An implementation of convolutional lstms in tensorflow. The code is written in the same style as the basiclstmcell
function in tensorflow and was meant to test whether this kind of implementation worked. To test this method I applied it to the bouncing ball data set created by Ilya Sutskever in this paper Recurrent Temporal Restricted Boltzmann Machine. To add velocity information I made the x and y velocities correspond to the color of the ball. This was added so I could compare the results with just next frame prediction with straight convolutions.
All I really did was take the old lstm implementation and replace the fully connected layers with convolutional. I use the concatenated state implementation and concat on the depth dimension. I would like to redo the rnn_cell.py
file in tensorflow with this method. This method first appears in the paper Convolutional LSTM Network: A Machine Learning Approach for Precipitation Nowcasting.

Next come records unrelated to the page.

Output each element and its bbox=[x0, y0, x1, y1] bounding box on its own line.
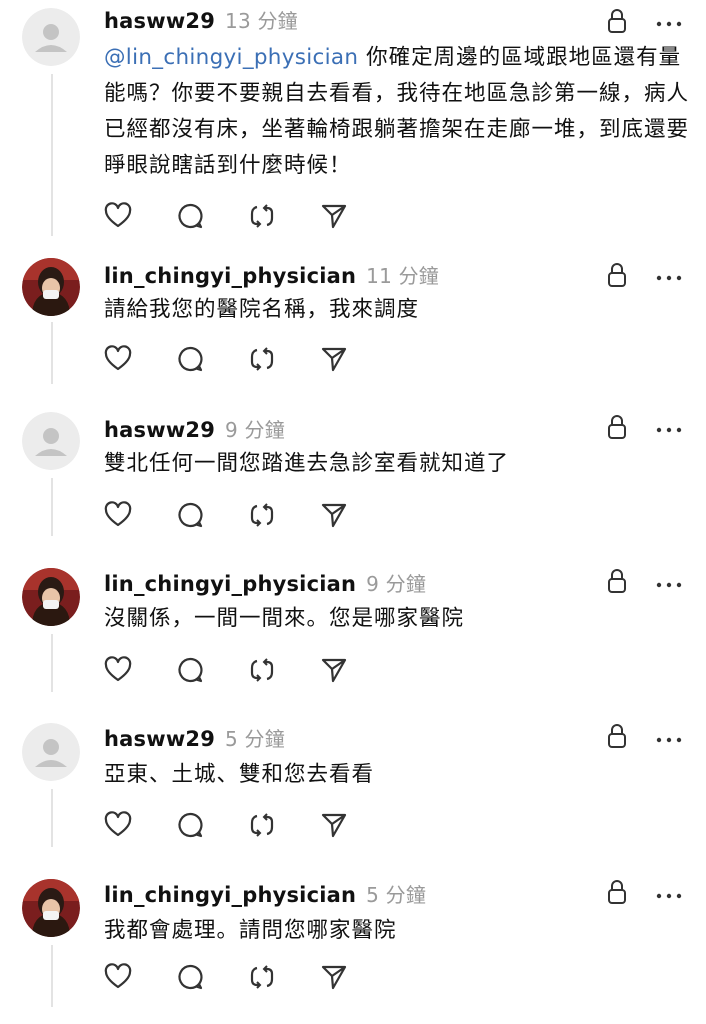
thread-line bbox=[51, 74, 53, 236]
repost-icon[interactable] bbox=[248, 501, 276, 529]
comment-header: lin_chingyi_physician 5 分鐘 bbox=[104, 879, 426, 908]
lock-icon bbox=[606, 262, 628, 288]
comment-text: 亞東、土城、雙和您去看看 bbox=[104, 762, 375, 787]
timestamp: 9 分鐘 bbox=[366, 572, 427, 596]
username[interactable]: hasww29 bbox=[104, 418, 215, 442]
comment-header: lin_chingyi_physician 9 分鐘 bbox=[104, 568, 426, 597]
repost-icon[interactable] bbox=[248, 963, 276, 991]
comment-icon[interactable] bbox=[176, 501, 204, 529]
lock-icon bbox=[606, 8, 628, 34]
action-bar bbox=[104, 656, 364, 686]
heart-icon[interactable] bbox=[104, 811, 132, 839]
username[interactable]: hasww29 bbox=[104, 9, 215, 33]
comment-text: @lin_chingyi_physician 你確定周邊的區域跟地區還有量能嗎？… bbox=[104, 45, 690, 178]
repost-icon[interactable] bbox=[248, 811, 276, 839]
thread-line bbox=[51, 789, 53, 847]
lock-icon bbox=[606, 568, 628, 594]
thread-line bbox=[51, 322, 53, 384]
thread-line bbox=[51, 634, 53, 692]
lock-icon bbox=[606, 879, 628, 905]
action-bar bbox=[104, 811, 364, 841]
timestamp: 13 分鐘 bbox=[225, 9, 298, 33]
comment-text: 雙北任何一間您踏進去急診室看就知道了 bbox=[104, 451, 510, 476]
more-icon[interactable] bbox=[654, 268, 684, 281]
send-icon[interactable] bbox=[320, 963, 348, 991]
heart-icon[interactable] bbox=[104, 656, 132, 684]
send-icon[interactable] bbox=[320, 501, 348, 529]
action-bar bbox=[104, 963, 364, 993]
photo-avatar[interactable] bbox=[22, 568, 80, 626]
comment-header: hasww29 5 分鐘 bbox=[104, 723, 285, 752]
more-icon[interactable] bbox=[654, 886, 684, 899]
repost-icon[interactable] bbox=[248, 656, 276, 684]
photo-avatar[interactable] bbox=[22, 258, 80, 316]
send-icon[interactable] bbox=[320, 656, 348, 684]
more-icon[interactable] bbox=[654, 420, 684, 433]
heart-icon[interactable] bbox=[104, 501, 132, 529]
thread-line bbox=[51, 945, 53, 1007]
default-avatar[interactable] bbox=[22, 723, 80, 781]
send-icon[interactable] bbox=[320, 345, 348, 373]
more-icon[interactable] bbox=[654, 14, 684, 27]
timestamp: 5 分鐘 bbox=[225, 727, 285, 751]
comment-icon[interactable] bbox=[176, 202, 204, 230]
more-icon[interactable] bbox=[654, 730, 684, 743]
heart-icon[interactable] bbox=[104, 345, 132, 373]
comment-header: hasww29 13 分鐘 bbox=[104, 5, 298, 34]
username[interactable]: lin_chingyi_physician bbox=[104, 572, 356, 596]
photo-avatar[interactable] bbox=[22, 879, 80, 937]
repost-icon[interactable] bbox=[248, 202, 276, 230]
repost-icon[interactable] bbox=[248, 345, 276, 373]
action-bar bbox=[104, 501, 364, 531]
comment-icon[interactable] bbox=[176, 811, 204, 839]
lock-icon bbox=[606, 414, 628, 440]
comment-icon[interactable] bbox=[176, 345, 204, 373]
thread-line bbox=[51, 478, 53, 536]
more-icon[interactable] bbox=[654, 575, 684, 588]
username[interactable]: lin_chingyi_physician bbox=[104, 264, 356, 288]
default-avatar[interactable] bbox=[22, 412, 80, 470]
heart-icon[interactable] bbox=[104, 963, 132, 991]
comment-text: 請給我您的醫院名稱，我來調度 bbox=[104, 297, 420, 322]
timestamp: 9 分鐘 bbox=[225, 418, 285, 442]
action-bar bbox=[104, 345, 364, 375]
username[interactable]: hasww29 bbox=[104, 727, 215, 751]
timestamp: 5 分鐘 bbox=[366, 883, 427, 907]
action-bar bbox=[104, 202, 364, 232]
comment-header: lin_chingyi_physician 11 分鐘 bbox=[104, 260, 439, 289]
comment-icon[interactable] bbox=[176, 963, 204, 991]
timestamp: 11 分鐘 bbox=[366, 264, 439, 288]
username[interactable]: lin_chingyi_physician bbox=[104, 883, 356, 907]
heart-icon[interactable] bbox=[104, 202, 132, 230]
send-icon[interactable] bbox=[320, 202, 348, 230]
send-icon[interactable] bbox=[320, 811, 348, 839]
mention-link[interactable]: @lin_chingyi_physician bbox=[104, 45, 358, 70]
comment-text: 我都會處理。請問您哪家醫院 bbox=[104, 918, 397, 943]
default-avatar[interactable] bbox=[22, 8, 80, 66]
comment-header: hasww29 9 分鐘 bbox=[104, 414, 285, 443]
comment-icon[interactable] bbox=[176, 656, 204, 684]
comment-text: 沒關係，一間一間來。您是哪家醫院 bbox=[104, 606, 465, 631]
lock-icon bbox=[606, 723, 628, 749]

I trained two models. One with the convolutional lstm and one with straight convolutions. The files to train these are main_conv_lstm.py
and main_conv.py
. These will generate videos while training that show predicted sequences of length 50. The convolutional lstm model uses the last 5 frames to predict the next 4 while the convolutional model uses 1 frame to predict the next 4. This means that the convolutional lstm model has somewhat of an advantage over the convolutional so comparing these should be taken with a grain of salt. The models were trained for 200,000 steps each of batch size 16. I saw evidence that better results could be obtained with longer training times but kept them short or testing. The convolutional lstm model generated videos such as this
The convolutional model generated videos such as this
To accurately compare the difference between them I made a file create_graphs.py
that shows the reconstruction error vs the future predicted step. We can see from the graph that the convolutional lstm model performs better then the convolutional model. The error was averaged over 1,200 randomly generated sequences.